Entry Zone Stop Loss Target 1 Target 2
$29.30 – $30.00 $27.50 $32.00 $34.50

Institutional Backing: While 276 funds represents lighter institutional ownership compared to our other picks, the explosive price action and elevated RVOL suggest new money is discovering this name.

Honorable Mentions

  • AGCO ($140.49): Farm machinery play trading at supply zone, 2.3% from 52W high with 808 institutional funds backing it
  • ATR ($142.58): Containers/packaging sector with clean “between” zone setup and 701 institutional holders
  • AZZ ($140.24): Electrical equipment manufacturer 0.7% from 52W high with 1.1x RVOL confirming accumulation
  • BETR ($31.36): Finance play with explosive 7.5% gain, though positioned at resistance requiring caution
  • CASH ($92.45): S&L play at demand zone with 4.7% gain and clean daily support level at $89.86

Strategy Summary

Today’s continuation breakout signals represent above-average quality with multiple stocks trading within 2% of 52-week highs while maintaining strong institutional support. The aerospace (ATI), telecom infrastructure (CIEN), and cybersecurity (CRWD) sectors stand out as momentum leaders worth overweighting.

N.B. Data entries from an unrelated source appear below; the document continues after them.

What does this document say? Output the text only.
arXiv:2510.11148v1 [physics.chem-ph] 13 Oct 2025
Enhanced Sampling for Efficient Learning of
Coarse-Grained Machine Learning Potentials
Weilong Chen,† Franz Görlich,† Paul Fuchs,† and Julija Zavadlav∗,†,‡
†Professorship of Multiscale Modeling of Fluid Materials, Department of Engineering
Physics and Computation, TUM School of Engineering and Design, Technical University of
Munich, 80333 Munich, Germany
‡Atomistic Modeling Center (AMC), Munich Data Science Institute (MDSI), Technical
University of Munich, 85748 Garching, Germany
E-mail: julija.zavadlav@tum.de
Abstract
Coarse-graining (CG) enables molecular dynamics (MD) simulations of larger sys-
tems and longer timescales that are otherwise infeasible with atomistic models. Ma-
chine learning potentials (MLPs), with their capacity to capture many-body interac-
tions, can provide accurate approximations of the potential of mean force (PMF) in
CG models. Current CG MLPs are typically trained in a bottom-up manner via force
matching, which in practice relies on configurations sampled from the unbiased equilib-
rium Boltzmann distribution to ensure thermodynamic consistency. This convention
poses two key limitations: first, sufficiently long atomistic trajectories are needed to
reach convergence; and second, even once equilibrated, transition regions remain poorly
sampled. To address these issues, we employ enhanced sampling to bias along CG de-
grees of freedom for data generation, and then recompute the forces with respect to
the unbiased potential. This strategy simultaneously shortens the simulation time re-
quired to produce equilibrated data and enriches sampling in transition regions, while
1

Risk-reward profiles favor position traders with 3-5 day holding periods. The prevalence of “between” zone contexts indicates these stocks have cleared demand levels and face minimal overhead resistance. Traders should prioritize entries on minor pullbacks rather than chasing, particularly for CRWD and ARM which sit at their respective supply and demand zones.

Key sectors to watch: Software (CRWD, CCSI), Semiconductors (ARM), Aerospace (ATI), and Telecom Infrastructure (CIEN) are showing coordinated strength. Position sizing should account for varying ADR percentages, with CIEN’s 8.2% ADR requiring tighter position sizes than ARM’s 5.7%.

Risk management remains paramount: use the identified demand zones as stop-loss levels, and consider taking partial profits at Target 1 to reduce exposure while letting winners run to Target 2.